La question de mon accompagnement s’est donc posée lorsque j’ai réussi le concours d’entrée de Sciences Po en juin 2019. Après discussion avec les responsables de l’IEP et du service Accueil Handicap, la seule solution viable à mon intégration aux cours était de recruter par nos soins une AVU. Nous avons donc recruté en CDI une auxiliaire de vie universitaire avec un contrat de 28 heures, c’est l’AESH qui m’accompagnait au lycée et a démissionné de son poste de l’Éducation Nationale pour me suivre dans mes études supérieures. Sciences Po, grâce à sa Fondation, nous a soutenu financièrement une partie de cette année, mais cette solution n’est pas garantie sur la durée de ma scolarité. Dans mon cas, il est très difficile de faire la distinction entre la part de l’accompagnement qui dépend « des gestes quotidiens » et « des gestes accès au Savoir » pendant mon temps d’études. Quand mon AVU appuie sur le bouton de l’ascenseur pour que je puisse me rendre au centre de documentation, n’est-ce pas un geste du quotidien et aussi un accès au Savoir ? Lorsque mon AVU sert d’intermédiaire entre moi et mes professeurs en épelant l’alphabet, de quels gestes cela dépend-il ? Idem lorsqu’elle me lit des livres non numérisés, des exemples de la sorte ne manquent pas. Pour rappel, la circulaire du 3 mai 2017 fait état de trois domaines d’activité qui regroupent les différentes formes d’aide apportées aux élèves en situation de handicap par les AVS et les AESH : l’accompagnement des élèves dans les actes de la vie quotidienne, aux activités d’apprentissage et dans les activités de la vie sociale et relationnelle. Or, depuis que mon combat pour obtenir des AVU a été médiatisé, le ministère du handicap et celui de l’enseignement supérieur et de la recherche se renvoient un peu la balle.
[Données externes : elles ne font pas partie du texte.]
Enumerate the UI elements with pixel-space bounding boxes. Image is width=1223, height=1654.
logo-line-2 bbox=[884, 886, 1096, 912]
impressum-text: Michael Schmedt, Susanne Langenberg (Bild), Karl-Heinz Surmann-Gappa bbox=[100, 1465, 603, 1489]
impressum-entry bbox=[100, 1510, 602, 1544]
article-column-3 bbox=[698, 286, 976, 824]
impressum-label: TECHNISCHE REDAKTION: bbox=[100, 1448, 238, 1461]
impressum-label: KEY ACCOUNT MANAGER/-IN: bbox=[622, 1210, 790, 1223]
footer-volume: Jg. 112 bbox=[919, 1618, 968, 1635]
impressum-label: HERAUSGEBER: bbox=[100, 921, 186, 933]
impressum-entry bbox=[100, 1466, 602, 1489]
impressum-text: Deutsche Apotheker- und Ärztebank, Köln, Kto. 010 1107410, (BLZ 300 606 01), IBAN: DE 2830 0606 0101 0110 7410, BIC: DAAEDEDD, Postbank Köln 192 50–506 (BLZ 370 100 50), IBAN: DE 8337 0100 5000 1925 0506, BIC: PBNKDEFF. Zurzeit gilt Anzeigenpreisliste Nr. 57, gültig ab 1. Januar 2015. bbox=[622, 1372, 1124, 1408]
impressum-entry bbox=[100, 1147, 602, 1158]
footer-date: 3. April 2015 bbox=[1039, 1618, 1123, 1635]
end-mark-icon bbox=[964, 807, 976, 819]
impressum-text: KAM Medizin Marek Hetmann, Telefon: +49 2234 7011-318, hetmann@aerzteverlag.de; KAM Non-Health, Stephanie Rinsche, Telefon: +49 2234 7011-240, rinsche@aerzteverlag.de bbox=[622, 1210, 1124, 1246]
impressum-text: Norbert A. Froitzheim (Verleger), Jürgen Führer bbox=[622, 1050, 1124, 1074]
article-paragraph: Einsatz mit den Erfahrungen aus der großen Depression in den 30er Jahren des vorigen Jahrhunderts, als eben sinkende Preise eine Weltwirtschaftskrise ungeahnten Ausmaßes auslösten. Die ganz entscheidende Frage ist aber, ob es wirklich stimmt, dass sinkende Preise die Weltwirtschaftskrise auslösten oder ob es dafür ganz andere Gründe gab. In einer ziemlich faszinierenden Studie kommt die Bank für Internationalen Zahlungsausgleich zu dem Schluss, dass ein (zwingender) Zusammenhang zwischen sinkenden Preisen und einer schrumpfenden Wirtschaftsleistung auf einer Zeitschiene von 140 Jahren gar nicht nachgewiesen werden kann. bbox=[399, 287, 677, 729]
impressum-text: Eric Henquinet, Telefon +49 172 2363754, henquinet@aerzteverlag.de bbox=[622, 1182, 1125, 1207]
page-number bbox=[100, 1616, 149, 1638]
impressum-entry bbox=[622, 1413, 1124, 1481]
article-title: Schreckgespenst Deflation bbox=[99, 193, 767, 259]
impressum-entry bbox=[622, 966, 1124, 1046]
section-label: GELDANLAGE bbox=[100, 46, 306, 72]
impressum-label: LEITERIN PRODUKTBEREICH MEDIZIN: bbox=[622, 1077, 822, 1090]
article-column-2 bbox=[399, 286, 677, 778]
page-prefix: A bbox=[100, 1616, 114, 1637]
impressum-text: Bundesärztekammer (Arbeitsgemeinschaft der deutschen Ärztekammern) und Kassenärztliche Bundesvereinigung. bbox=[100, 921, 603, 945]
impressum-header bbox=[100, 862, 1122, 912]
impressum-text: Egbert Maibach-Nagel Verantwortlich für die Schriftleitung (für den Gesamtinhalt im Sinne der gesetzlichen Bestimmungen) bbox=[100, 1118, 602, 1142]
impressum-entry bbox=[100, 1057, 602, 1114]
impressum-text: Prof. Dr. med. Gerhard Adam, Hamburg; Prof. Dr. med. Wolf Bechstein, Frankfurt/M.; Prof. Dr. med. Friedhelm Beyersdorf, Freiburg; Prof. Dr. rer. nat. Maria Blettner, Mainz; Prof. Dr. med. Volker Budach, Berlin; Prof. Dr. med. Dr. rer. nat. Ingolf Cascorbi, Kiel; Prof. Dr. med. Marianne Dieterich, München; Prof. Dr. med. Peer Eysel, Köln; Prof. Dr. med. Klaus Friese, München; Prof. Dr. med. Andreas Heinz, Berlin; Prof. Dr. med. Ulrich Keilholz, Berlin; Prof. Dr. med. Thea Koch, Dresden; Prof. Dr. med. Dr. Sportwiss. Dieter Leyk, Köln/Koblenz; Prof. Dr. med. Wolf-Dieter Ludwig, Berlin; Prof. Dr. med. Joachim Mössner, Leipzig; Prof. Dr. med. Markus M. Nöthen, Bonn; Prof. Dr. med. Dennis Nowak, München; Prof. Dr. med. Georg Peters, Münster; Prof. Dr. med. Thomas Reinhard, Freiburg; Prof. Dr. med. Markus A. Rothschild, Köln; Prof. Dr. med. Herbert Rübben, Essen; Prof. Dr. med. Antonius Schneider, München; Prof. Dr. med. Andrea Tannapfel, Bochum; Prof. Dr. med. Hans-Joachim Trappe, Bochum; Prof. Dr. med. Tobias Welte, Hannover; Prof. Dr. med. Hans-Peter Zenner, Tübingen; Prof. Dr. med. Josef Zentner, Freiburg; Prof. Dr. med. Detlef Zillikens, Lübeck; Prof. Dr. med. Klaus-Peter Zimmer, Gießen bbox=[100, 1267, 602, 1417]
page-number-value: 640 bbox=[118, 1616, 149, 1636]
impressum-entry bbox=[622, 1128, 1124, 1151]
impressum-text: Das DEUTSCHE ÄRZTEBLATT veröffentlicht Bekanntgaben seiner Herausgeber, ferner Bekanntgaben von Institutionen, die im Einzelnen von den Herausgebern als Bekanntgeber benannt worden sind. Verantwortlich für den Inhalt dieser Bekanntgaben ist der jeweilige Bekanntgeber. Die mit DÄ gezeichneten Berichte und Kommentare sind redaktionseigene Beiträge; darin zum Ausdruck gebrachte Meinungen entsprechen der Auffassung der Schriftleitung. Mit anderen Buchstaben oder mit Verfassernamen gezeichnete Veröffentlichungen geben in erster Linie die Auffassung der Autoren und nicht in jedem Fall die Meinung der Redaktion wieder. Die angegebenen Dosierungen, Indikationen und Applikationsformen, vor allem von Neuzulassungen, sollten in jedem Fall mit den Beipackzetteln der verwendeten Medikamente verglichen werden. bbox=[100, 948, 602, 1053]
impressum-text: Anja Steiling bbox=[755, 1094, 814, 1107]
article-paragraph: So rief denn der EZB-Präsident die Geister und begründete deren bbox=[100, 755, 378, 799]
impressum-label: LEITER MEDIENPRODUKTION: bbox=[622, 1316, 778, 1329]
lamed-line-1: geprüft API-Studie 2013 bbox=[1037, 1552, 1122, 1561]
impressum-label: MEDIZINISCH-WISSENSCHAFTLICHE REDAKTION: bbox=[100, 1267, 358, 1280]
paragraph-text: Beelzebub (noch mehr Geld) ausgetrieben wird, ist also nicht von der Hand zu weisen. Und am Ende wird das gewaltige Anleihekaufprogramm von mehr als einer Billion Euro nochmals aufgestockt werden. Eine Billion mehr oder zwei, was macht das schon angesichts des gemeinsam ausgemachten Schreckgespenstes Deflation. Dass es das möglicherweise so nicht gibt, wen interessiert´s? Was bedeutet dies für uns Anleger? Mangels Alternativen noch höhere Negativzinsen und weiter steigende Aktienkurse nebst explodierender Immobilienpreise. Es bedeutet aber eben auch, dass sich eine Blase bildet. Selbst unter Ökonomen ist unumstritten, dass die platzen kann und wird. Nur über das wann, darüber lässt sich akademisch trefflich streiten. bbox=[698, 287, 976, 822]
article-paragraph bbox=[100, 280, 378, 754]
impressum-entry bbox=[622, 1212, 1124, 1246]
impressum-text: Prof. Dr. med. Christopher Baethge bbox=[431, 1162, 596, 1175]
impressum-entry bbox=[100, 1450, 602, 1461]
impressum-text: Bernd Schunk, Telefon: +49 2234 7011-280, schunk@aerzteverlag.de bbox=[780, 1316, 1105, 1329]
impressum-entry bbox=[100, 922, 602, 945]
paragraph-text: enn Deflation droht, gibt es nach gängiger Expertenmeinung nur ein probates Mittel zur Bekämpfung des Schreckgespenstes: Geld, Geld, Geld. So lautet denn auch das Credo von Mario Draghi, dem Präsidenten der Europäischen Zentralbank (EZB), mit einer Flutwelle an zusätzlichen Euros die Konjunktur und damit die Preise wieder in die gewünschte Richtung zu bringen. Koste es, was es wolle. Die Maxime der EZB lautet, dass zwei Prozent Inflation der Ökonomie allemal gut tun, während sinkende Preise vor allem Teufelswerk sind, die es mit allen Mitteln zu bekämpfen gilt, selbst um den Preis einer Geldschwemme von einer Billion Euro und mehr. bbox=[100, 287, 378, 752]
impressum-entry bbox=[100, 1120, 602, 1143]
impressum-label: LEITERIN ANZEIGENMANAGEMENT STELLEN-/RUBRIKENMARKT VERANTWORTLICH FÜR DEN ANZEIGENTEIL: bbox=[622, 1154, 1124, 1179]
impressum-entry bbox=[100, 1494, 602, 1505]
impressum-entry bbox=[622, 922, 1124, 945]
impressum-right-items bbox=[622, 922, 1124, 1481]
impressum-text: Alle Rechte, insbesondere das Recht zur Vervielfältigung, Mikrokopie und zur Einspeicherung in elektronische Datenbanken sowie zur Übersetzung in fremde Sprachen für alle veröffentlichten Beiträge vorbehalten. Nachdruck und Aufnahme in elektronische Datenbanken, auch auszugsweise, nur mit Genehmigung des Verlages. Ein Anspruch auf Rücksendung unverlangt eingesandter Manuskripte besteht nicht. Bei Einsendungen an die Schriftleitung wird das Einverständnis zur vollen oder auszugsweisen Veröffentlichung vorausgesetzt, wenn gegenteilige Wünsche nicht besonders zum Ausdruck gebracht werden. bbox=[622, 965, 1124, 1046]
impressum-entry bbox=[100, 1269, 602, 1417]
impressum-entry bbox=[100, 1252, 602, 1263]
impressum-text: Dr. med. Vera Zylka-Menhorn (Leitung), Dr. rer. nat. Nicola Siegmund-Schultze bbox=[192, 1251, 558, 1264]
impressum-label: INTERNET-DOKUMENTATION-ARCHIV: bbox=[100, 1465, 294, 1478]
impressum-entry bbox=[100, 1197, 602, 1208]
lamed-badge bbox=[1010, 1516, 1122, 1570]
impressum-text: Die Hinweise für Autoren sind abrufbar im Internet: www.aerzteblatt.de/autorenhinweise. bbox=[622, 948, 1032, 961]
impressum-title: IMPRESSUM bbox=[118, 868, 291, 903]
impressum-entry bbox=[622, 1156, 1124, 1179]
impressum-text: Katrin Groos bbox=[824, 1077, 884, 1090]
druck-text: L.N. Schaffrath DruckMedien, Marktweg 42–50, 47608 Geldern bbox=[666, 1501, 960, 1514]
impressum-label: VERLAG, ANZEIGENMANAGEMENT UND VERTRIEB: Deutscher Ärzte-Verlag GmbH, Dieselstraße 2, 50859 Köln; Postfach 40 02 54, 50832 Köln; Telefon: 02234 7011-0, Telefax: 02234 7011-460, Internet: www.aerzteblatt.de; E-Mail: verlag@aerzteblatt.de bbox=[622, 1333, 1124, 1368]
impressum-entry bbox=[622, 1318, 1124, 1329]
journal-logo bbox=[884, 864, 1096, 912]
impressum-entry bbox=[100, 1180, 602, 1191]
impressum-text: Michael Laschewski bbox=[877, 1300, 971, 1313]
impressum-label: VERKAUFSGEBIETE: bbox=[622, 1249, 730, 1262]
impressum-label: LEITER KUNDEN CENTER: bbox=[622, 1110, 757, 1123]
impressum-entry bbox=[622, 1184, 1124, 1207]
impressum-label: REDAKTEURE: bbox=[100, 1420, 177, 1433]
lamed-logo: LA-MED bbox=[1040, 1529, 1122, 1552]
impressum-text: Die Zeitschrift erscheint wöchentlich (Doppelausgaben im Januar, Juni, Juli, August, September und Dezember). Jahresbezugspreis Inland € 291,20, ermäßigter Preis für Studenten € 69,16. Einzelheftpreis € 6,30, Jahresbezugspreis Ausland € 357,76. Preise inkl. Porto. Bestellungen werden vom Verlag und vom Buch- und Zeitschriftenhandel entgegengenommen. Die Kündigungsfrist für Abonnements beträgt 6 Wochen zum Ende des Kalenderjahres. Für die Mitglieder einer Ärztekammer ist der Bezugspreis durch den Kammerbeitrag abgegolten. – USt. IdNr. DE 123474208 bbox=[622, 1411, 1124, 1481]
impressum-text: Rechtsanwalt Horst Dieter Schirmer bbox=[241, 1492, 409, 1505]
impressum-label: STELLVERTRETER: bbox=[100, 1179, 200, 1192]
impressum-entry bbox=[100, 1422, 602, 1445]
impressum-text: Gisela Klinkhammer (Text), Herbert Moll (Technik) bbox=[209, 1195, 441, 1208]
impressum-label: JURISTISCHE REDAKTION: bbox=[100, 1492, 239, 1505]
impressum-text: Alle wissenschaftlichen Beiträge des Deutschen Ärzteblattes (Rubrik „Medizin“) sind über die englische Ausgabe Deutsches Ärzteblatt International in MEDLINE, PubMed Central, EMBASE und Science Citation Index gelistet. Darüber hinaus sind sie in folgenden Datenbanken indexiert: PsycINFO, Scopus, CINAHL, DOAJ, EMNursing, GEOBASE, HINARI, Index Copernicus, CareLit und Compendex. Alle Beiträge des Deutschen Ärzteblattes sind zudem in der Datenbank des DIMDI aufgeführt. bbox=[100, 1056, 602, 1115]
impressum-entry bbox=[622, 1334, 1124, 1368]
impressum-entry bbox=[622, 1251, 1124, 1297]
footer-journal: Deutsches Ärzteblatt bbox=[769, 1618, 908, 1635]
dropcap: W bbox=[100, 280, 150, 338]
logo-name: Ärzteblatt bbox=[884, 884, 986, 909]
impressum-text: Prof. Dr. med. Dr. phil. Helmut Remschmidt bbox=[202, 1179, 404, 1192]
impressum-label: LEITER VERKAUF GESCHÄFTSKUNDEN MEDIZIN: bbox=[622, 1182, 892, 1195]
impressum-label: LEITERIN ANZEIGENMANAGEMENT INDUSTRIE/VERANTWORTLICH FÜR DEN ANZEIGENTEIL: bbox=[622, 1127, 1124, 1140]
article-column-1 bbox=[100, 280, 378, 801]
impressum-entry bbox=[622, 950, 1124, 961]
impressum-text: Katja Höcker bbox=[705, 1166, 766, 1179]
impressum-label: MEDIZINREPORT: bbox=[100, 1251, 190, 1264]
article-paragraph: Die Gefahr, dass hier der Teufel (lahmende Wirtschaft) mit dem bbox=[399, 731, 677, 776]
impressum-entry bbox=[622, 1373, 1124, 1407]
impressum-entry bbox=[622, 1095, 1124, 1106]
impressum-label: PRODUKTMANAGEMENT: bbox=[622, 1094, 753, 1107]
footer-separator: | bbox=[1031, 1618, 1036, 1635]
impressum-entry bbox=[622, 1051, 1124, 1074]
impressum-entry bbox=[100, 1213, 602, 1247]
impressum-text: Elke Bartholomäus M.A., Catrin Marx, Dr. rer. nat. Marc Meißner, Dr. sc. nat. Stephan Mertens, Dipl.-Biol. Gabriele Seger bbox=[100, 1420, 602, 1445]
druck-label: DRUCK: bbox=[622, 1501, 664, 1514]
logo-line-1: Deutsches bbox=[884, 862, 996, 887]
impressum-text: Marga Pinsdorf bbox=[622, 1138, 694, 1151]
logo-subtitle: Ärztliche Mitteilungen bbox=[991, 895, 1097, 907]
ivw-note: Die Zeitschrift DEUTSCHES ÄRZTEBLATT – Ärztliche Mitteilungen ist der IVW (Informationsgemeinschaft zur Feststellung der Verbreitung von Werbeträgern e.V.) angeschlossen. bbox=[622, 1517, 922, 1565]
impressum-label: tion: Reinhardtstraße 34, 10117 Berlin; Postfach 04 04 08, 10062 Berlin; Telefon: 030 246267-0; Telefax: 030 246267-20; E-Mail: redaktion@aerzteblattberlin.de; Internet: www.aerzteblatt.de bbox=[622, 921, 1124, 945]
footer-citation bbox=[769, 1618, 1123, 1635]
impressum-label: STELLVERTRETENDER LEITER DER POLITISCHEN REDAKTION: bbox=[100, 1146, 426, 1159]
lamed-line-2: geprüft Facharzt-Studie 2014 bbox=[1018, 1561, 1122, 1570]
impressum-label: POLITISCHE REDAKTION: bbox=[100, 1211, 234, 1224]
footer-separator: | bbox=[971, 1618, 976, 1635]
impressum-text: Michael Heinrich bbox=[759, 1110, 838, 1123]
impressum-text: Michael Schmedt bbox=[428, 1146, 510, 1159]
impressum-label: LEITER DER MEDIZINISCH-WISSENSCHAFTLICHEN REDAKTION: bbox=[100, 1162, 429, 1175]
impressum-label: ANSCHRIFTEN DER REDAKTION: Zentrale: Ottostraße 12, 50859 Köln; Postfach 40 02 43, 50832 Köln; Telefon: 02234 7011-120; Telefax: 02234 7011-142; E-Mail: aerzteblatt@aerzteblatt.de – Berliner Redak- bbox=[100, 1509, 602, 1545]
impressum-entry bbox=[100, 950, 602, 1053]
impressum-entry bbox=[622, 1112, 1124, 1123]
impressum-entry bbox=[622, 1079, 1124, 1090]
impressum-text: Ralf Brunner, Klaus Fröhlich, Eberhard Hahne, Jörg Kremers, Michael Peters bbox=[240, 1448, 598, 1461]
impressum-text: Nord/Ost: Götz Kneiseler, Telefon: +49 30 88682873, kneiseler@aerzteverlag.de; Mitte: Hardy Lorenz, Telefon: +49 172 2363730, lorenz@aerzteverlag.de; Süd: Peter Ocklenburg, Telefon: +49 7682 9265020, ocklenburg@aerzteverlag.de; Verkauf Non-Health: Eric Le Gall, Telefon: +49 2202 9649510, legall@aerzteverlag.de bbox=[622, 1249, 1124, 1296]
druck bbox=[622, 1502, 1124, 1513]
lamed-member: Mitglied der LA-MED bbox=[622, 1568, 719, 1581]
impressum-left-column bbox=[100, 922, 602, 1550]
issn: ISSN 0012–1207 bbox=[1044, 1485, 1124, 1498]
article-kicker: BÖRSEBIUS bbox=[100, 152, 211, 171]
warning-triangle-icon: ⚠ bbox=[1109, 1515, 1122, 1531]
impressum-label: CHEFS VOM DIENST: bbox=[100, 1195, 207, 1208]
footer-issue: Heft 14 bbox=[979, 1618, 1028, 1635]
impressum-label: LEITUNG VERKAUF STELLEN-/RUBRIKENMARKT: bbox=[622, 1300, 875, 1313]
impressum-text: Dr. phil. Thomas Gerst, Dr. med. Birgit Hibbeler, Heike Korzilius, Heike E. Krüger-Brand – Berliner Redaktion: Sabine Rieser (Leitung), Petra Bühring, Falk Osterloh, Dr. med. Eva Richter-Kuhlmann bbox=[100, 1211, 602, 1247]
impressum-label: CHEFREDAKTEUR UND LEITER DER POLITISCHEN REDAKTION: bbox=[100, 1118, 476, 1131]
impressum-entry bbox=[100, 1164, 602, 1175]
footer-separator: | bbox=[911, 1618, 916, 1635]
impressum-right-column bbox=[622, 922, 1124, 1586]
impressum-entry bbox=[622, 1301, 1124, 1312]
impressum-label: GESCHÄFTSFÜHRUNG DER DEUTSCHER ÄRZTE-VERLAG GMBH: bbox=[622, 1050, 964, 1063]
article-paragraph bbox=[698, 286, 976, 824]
Pour le ministère de l’enseignement supérieur, cela ne dépend pas d’eux mais de la PCH, mais pour le Conseil Départemental de l’Isère cela dépend de l’université ! Les gestes du quotidien et de l’accès au savoir sont trop imbriqués pour identifier le coût de chacun et du coup, le plus simple serait qu’il y ait réellement une continuité de prise en charge et que les universités proposent des AVU pour les étudiants handicapés qui en ont besoin. En terminale, j’avais une AVS payée par l’Education Nationale, j’ai eu mon Bac et ensuite, comme par miracle, je n’en ai plus besoin ! Si seulement, je pouvais me passer d’une AVU, mais ce n’est pas le cas.

Question : Sciences Po Grenoble recrute-t-elle des preneurs de notes, assistants d’études, et pour quels étudiants handicapés ?

Chloé Fonvielle : En lien avec le service accueil handicap de l’université, à Sciences Po il y a des preneurs de notes et les cours sont également en ligne. Il y a des aménagements pour les examens, mais à ma connaissance pas d’assistant d’études.

Question : 
Votre mère précise qu’à la reprise des cours, c’est l’aide humaine que vous avez recrutée et que vous payez grâce à la cagnotte qui vous aidera. Que pensez-vous de cette situation ?

Chloé Fonvielle : Au départ, je ne souhaitais pas faire une cagnotte en ligne mais beaucoup de personnes souhaitant m’aider m’ont incité à faire cette cagnotte. Pour ma part, je ne pense pas que ce soit à la générosité des gens de pallier les manques des politiques publiques. Mais en attendant d’avoir une réponse concrète des pouvoirs publics, cette cagnotte me permet de financer la fin de l’année scolaire et l’année prochaine. Il me reste encore huit années à financer soit encore 200.000 euros à trouver ! J’espère qu’on trouvera une réponse pérenne pour moi, mais aussi pour tous les autres étudiants en situation de handicap qui en ont besoin.

Propos recueillis par Laurent Lejard, avril 2020.